Samantha Arten (soprano) has focused her performance activities in early music, singing primarily in liturgical church choirs and in Baroque ensembles. She is currently a principal singer with the Bach Society of St. Louis, a Young Artist with the Women’s Hope Chorale of St. Louis, and a staff singer in the choir of St. Peter’s Episcopal Church. In past years, she has performed as a soloist with the Raleigh Bach Soloists, the Duke Vespers Ensemble, the Byrd Festival Consort, Musicke’s Cordes (with Jeff Noonan), St. Louis Baroque, Collegium Vocale St. Louis, and the Southeast Baroque Ensemble. She was a founding member of Bull City and Concentus Carolina, and directed the Duke Collegium Musicum (2016) and the children’s choir at First Presbyterian Church of Durham, NC (2015–2018). Her women’s barbershop quartet, Ringtones, won their international competition (Harmony, Incorporated) in 2010.

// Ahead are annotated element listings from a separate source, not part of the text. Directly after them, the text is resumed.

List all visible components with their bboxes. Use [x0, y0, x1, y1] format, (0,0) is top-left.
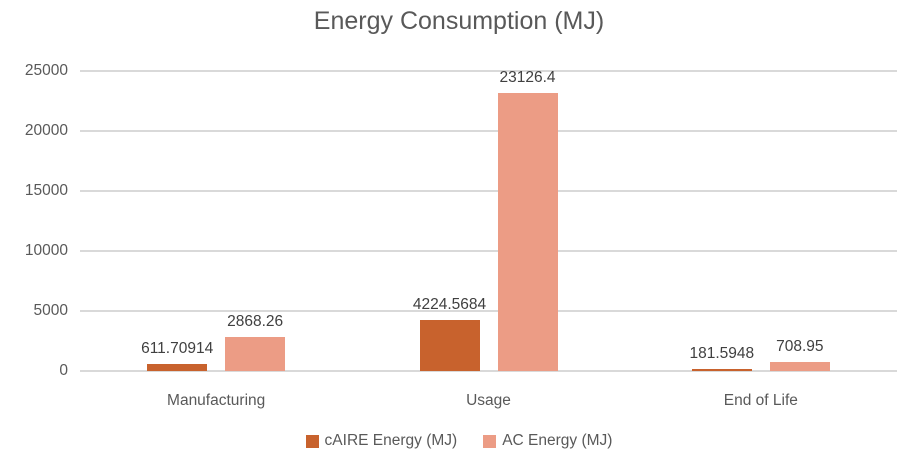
legend-swatch-ac-icon — [483, 434, 497, 448]
value-label-ac-manufacturing: 2868.26 — [227, 312, 284, 330]
legend-item-caire[interactable]: cAIRE Energy (MJ) — [305, 432, 458, 450]
gridline — [80, 310, 897, 312]
gridline — [80, 70, 897, 72]
x-axis-line — [80, 370, 897, 372]
bar-caire-manufacturing[interactable] — [147, 363, 208, 371]
x-category-label-end-of-life: End of Life — [723, 392, 798, 409]
value-label-caire-manufacturing: 611.70914 — [141, 339, 214, 357]
y-tick-label: 5000 — [33, 302, 68, 319]
legend-label-ac: AC Energy (MJ) — [502, 432, 613, 449]
gridline — [80, 250, 897, 252]
y-tick-label: 25000 — [24, 62, 68, 79]
y-tick-label: 20000 — [24, 122, 68, 139]
bar-ac-manufacturing[interactable] — [225, 336, 286, 371]
gridline — [80, 190, 897, 192]
value-label-ac-usage: 23126.4 — [499, 69, 556, 87]
value-label-ac-end-of-life: 708.95 — [776, 338, 824, 356]
legend-item-ac[interactable]: AC Energy (MJ) — [483, 432, 612, 450]
value-label-caire-end-of-life: 181.5948 — [689, 344, 755, 362]
x-category-label-usage: Usage — [466, 392, 511, 409]
chart-title: Energy Consumption (MJ) — [313, 7, 605, 35]
value-label-caire-usage: 4224.5684 — [412, 296, 487, 314]
y-tick-label: 15000 — [24, 182, 68, 199]
y-tick-label: 10000 — [24, 242, 68, 259]
legend-swatch-caire-icon — [305, 434, 319, 448]
gridline — [80, 130, 897, 132]
bar-caire-usage[interactable] — [419, 320, 480, 371]
x-category-label-manufacturing: Manufacturing — [167, 392, 266, 409]
bar-ac-usage[interactable] — [497, 93, 558, 371]
legend: cAIRE Energy (MJ) AC Energy (MJ) — [0, 432, 918, 450]
y-tick-label: 0 — [59, 362, 68, 379]
bar-caire-end-of-life[interactable] — [691, 368, 752, 371]
bar-ac-end-of-life[interactable] — [769, 362, 830, 371]
legend-label-caire: cAIRE Energy (MJ) — [324, 432, 458, 449]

A music historian, Samantha holds a Ph.D. in musicology from Duke University (2018) and a Bachelor of Music in music history and literature from Washington University in St. Louis (2011). She teaches as a Lecturer in Musicology at Washington University in St. Louis, Southern Illinois University Edwardsville, and Maryville University, and is a faculty affiliate with Saint Louis University’s Center for Medieval and Renaissance Studies. Her research focuses on sixteenth-century English music printing in the context of Reformation theology and book history. Her work can be found in the Yale Journal of Music and Religion, Early Music, and in The Oxford Encyclopedia of the Bible and the Arts. She is co-editing Elizabethan and Jacobean Praises of Music with Katherine Butler, and completing her first monograph, Reading The Whole Booke of Psalmes.


Trained as a classical guitarist, Jeffrey Noonan (theorbo & Baroque guitar) has played early plucked instruments for over forty years across the Midwest. Based in St. Louis, he has performed regionally with various ensembles including Shakespear’s Bande, Early Music St. Louis, Bourbon Baroque (Louisville), Madison Early Music Festival (Wisconsin), Ars Antigua (Chicago), and Musik Ekklesia (Indianapolis.) In addition to performing across the country in the duo Musicke’s Cordes, Jeff has directed Such Sweete Melodie, a quintet specializing in seventeenth-century vocal repertoire and is a founding member of La petite brise, a trio featuring music for the Baroque flute. As accompanist and continuo player, Jeff performs a varied repertoire ranging from sixteenth-century chanson with solo voice to Handel’s Messiah with the St. Louis Symphony. A scholar of the early guitar, Jeff has produced two books and articles for Oxford Music Online on the subject as well as a recent edition of eighteenth-century violin sonatas by Giovanni Bononcini. Jeff has received funding and fellowships from the National Endowment for the Humanities and the Newberry Library. In 2016, the St. Louis Regional Arts Commission awarded him an Artist Fellowship in recognition of his work as a performer, teacher and scholar.

In 2019, Jeff established Early Music Missouri, an organization dedicated to the performance, study, and teaching of Early Music in the region. EMMo’s concert series, Early Music@First, offers six performances a year, featuring local, regional and national Early Music soloists and ensembles. 

Jeff holds degrees from the University of Notre Dame (A.B.), the Hartt School of Music (B.Mus.) and Washington University in St. Louis (M.Mus., Ph.D.) He taught as adjunct faculty at St. Mary’s College, Indiana/Purdue Universities in Fort Wayne, Andrews University, and Washington University in St. Louis. Jeff served on the music faculty of Southeast Missouri State University for sixteen years, teaching upper-level music literature and history courses and directing the classical guitar program. He retired from Southeast as a Professor of Music in 2015.